I got a quick glimpse of the queue which was snaking back to Peter Jones before I managed to talk my way back in (security had decided I was a decidedly dodgy character by this time) for a last look round before the crowds descended.
Gold award for best stand design went to Godson & Coles for its uncluttered stand which paired some show-stopping pieces of furniture – a gothic-style table and two chairs by Chippendale’s son - with minimal modern art by Sandra Blow and William Johnson.

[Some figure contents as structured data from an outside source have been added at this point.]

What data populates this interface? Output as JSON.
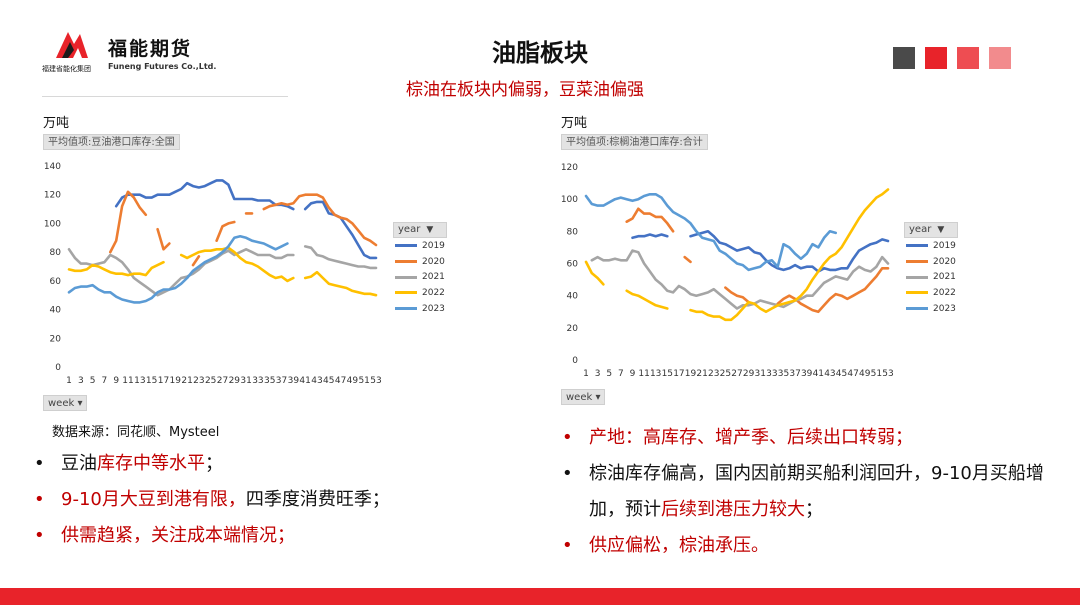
{
  "brand": {
    "name_cn": "福能期货",
    "name_en": "Funeng Futures Co.,Ltd.",
    "group_name": "福建省能化集团",
    "colors": {
      "primary_red": "#e8232a",
      "dark_gray": "#4a4a4a"
    }
  },
  "header": {
    "title": "油脂板块",
    "subtitle": "棕油在板块内偏弱，豆菜油偏强"
  },
  "decor_squares": [
    "#4a4a4a",
    "#e8232a",
    "#ee4d52",
    "#f28b8d"
  ],
  "chart_data": [
    {
      "type": "line",
      "unit": "万吨",
      "field_label": "平均值项:豆油港口库存:全国",
      "legend_title": "year",
      "x_selector": "week",
      "x": [
        1,
        2,
        3,
        4,
        5,
        6,
        7,
        8,
        9,
        10,
        11,
        12,
        13,
        14,
        15,
        16,
        17,
        18,
        19,
        20,
        21,
        22,
        23,
        24,
        25,
        26,
        27,
        28,
        29,
        30,
        31,
        32,
        33,
        34,
        35,
        36,
        37,
        38,
        39,
        40,
        41,
        42,
        43,
        44,
        45,
        46,
        47,
        48,
        49,
        50,
        51,
        52,
        53
      ],
      "xticks": [
        1,
        3,
        5,
        7,
        9,
        11,
        13,
        15,
        17,
        19,
        21,
        23,
        25,
        27,
        29,
        31,
        33,
        35,
        37,
        39,
        41,
        43,
        45,
        47,
        49,
        51,
        53
      ],
      "ylim": [
        0,
        140
      ],
      "yticks": [
        0,
        20,
        40,
        60,
        80,
        100,
        120,
        140
      ],
      "grid": false,
      "legend_position": "right",
      "series": [
        {
          "name": "2019",
          "color": "#4472c4",
          "values": [
            null,
            null,
            null,
            null,
            null,
            null,
            null,
            null,
            112,
            118,
            120,
            120,
            120,
            118,
            118,
            120,
            120,
            120,
            122,
            124,
            128,
            126,
            125,
            126,
            128,
            130,
            130,
            127,
            117,
            117,
            117,
            117,
            116,
            116,
            116,
            113,
            113,
            112,
            110,
            null,
            110,
            114,
            115,
            115,
            107,
            106,
            104,
            98,
            92,
            85,
            78,
            76,
            76
          ]
        },
        {
          "name": "2020",
          "color": "#ed7d31",
          "values": [
            null,
            null,
            null,
            null,
            null,
            null,
            null,
            80,
            88,
            112,
            122,
            118,
            111,
            106,
            null,
            96,
            82,
            86,
            null,
            null,
            null,
            71,
            77,
            null,
            null,
            88,
            98,
            100,
            101,
            null,
            107,
            107,
            null,
            110,
            112,
            113,
            114,
            113,
            114,
            119,
            120,
            120,
            120,
            118,
            111,
            106,
            104,
            103,
            100,
            95,
            90,
            88,
            85
          ]
        },
        {
          "name": "2021",
          "color": "#a5a5a5",
          "values": [
            82,
            76,
            72,
            72,
            71,
            72,
            73,
            78,
            76,
            73,
            68,
            62,
            59,
            56,
            53,
            50,
            52,
            54,
            58,
            62,
            63,
            65,
            68,
            72,
            74,
            76,
            79,
            81,
            78,
            80,
            82,
            80,
            78,
            78,
            78,
            76,
            76,
            78,
            78,
            null,
            84,
            83,
            78,
            77,
            75,
            74,
            73,
            72,
            71,
            70,
            70,
            69,
            69
          ]
        },
        {
          "name": "2022",
          "color": "#ffc000",
          "values": [
            68,
            67,
            67,
            68,
            71,
            70,
            68,
            66,
            65,
            65,
            64,
            65,
            65,
            64,
            69,
            71,
            73,
            null,
            null,
            78,
            76,
            78,
            80,
            81,
            81,
            82,
            82,
            83,
            80,
            76,
            73,
            72,
            70,
            67,
            64,
            62,
            63,
            60,
            62,
            null,
            62,
            63,
            66,
            62,
            58,
            57,
            56,
            55,
            53,
            52,
            51,
            51,
            50
          ]
        },
        {
          "name": "2023",
          "color": "#5b9bd5",
          "values": [
            52,
            55,
            56,
            56,
            57,
            54,
            52,
            52,
            49,
            47,
            46,
            45,
            45,
            46,
            48,
            52,
            54,
            54,
            55,
            58,
            62,
            67,
            70,
            73,
            75,
            77,
            80,
            84,
            90,
            91,
            90,
            88,
            87,
            86,
            84,
            82,
            84,
            86,
            null,
            null,
            null,
            null,
            null,
            null,
            null,
            null,
            null,
            null,
            null,
            null,
            null,
            null,
            null
          ]
        }
      ]
    },
    {
      "type": "line",
      "unit": "万吨",
      "field_label": "平均值项:棕榈油港口库存:合计",
      "legend_title": "year",
      "x_selector": "week",
      "x": [
        1,
        2,
        3,
        4,
        5,
        6,
        7,
        8,
        9,
        10,
        11,
        12,
        13,
        14,
        15,
        16,
        17,
        18,
        19,
        20,
        21,
        22,
        23,
        24,
        25,
        26,
        27,
        28,
        29,
        30,
        31,
        32,
        33,
        34,
        35,
        36,
        37,
        38,
        39,
        40,
        41,
        42,
        43,
        44,
        45,
        46,
        47,
        48,
        49,
        50,
        51,
        52,
        53
      ],
      "xticks": [
        1,
        3,
        5,
        7,
        9,
        11,
        13,
        15,
        17,
        19,
        21,
        23,
        25,
        27,
        29,
        31,
        33,
        35,
        37,
        39,
        41,
        43,
        45,
        47,
        49,
        51,
        53
      ],
      "ylim": [
        0,
        120
      ],
      "yticks": [
        0,
        20,
        40,
        60,
        80,
        100,
        120
      ],
      "grid": false,
      "legend_position": "right",
      "series": [
        {
          "name": "2019",
          "color": "#4472c4",
          "values": [
            null,
            null,
            null,
            null,
            null,
            null,
            null,
            null,
            76,
            77,
            77,
            78,
            77,
            78,
            77,
            null,
            null,
            null,
            77,
            78,
            79,
            80,
            77,
            73,
            72,
            70,
            68,
            69,
            70,
            67,
            66,
            62,
            59,
            57,
            56,
            57,
            59,
            57,
            58,
            58,
            55,
            57,
            56,
            56,
            57,
            57,
            63,
            68,
            70,
            72,
            73,
            75,
            74
          ]
        },
        {
          "name": "2020",
          "color": "#ed7d31",
          "values": [
            null,
            null,
            null,
            null,
            null,
            null,
            null,
            86,
            88,
            94,
            91,
            91,
            89,
            89,
            85,
            80,
            null,
            64,
            61,
            null,
            null,
            null,
            null,
            null,
            45,
            42,
            40,
            39,
            36,
            null,
            null,
            null,
            null,
            35,
            38,
            40,
            38,
            35,
            33,
            31,
            30,
            34,
            38,
            41,
            40,
            38,
            40,
            42,
            44,
            48,
            52,
            57,
            57
          ]
        },
        {
          "name": "2021",
          "color": "#a5a5a5",
          "values": [
            null,
            62,
            64,
            62,
            62,
            63,
            62,
            62,
            68,
            67,
            60,
            55,
            50,
            47,
            43,
            42,
            46,
            44,
            41,
            40,
            41,
            42,
            44,
            41,
            38,
            35,
            32,
            34,
            34,
            35,
            37,
            36,
            35,
            34,
            33,
            35,
            37,
            38,
            40,
            40,
            44,
            48,
            50,
            52,
            51,
            50,
            55,
            58,
            56,
            55,
            58,
            64,
            60
          ]
        },
        {
          "name": "2022",
          "color": "#ffc000",
          "values": [
            61,
            54,
            51,
            47,
            null,
            null,
            null,
            43,
            41,
            40,
            38,
            36,
            34,
            33,
            32,
            null,
            null,
            null,
            31,
            30,
            30,
            28,
            27,
            27,
            25,
            25,
            28,
            32,
            36,
            35,
            32,
            30,
            32,
            34,
            35,
            36,
            37,
            40,
            44,
            50,
            55,
            60,
            64,
            66,
            70,
            76,
            82,
            88,
            93,
            97,
            101,
            103,
            106
          ]
        },
        {
          "name": "2023",
          "color": "#5b9bd5",
          "values": [
            102,
            97,
            96,
            96,
            98,
            100,
            101,
            100,
            99,
            100,
            102,
            103,
            103,
            101,
            96,
            92,
            90,
            88,
            85,
            80,
            76,
            75,
            74,
            68,
            66,
            63,
            60,
            59,
            56,
            57,
            58,
            61,
            62,
            58,
            72,
            70,
            66,
            63,
            66,
            72,
            70,
            76,
            80,
            79,
            null,
            null,
            null,
            null,
            null,
            null,
            null,
            null,
            null
          ]
        }
      ]
    }
  ],
  "source_text": "数据来源：同花顺、Mysteel",
  "bullets_left": [
    {
      "segments": [
        {
          "text": "豆油",
          "color": "black"
        },
        {
          "text": "库存中等水平",
          "color": "red"
        },
        {
          "text": "；",
          "color": "black"
        }
      ]
    },
    {
      "segments": [
        {
          "text": "9-10月大豆到港有限，",
          "color": "red"
        },
        {
          "text": "四季度消费旺季；",
          "color": "black"
        }
      ]
    },
    {
      "segments": [
        {
          "text": "供需趋紧，关注成本端情况；",
          "color": "red"
        }
      ]
    }
  ],
  "bullets_right": [
    {
      "segments": [
        {
          "text": "产地：高库存、增产季、后续出口转弱；",
          "color": "red"
        }
      ]
    },
    {
      "segments": [
        {
          "text": "棕油库存偏高，国内因前期买船利润回升，9-10月买船增加，预计",
          "color": "black"
        },
        {
          "text": "后续到港压力较大",
          "color": "red"
        },
        {
          "text": "；",
          "color": "black"
        }
      ]
    },
    {
      "segments": [
        {
          "text": "供应偏松，棕油承压。",
          "color": "red"
        }
      ]
    }
  ]
}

Silver went to Mark Seabrook antiques whose country furniture and 18th century spoon racks were pulling the crowds as soon as the doors finally opened. David Foord-Brown’s eye-catching display of wall-mounted silver platter covers deserves a special mention too – a fabulous idea for a dining room.
My top picks? Michael Reilly’s delightful menu illustrations for the Great Western Railway on Henry Moore-Gwynn’s stand and a pair of silver pepper grinders in the form of champagne bottles at Angus Adam – a snip (comparatively) at £575.
Then it was down the road to the Chelsea Antiques Fair – much smaller and less flash, but none the worse for that. Graham Ellis of Simply Antiques had a stunning display of his cigarette and calling card cases while Brian Watson’s 17th – 19th century drinking glasses also caught my interest. A set of beautifully-etched champagne coupes would make the most wonderful wedding gift – now I just need one of my friends to get married!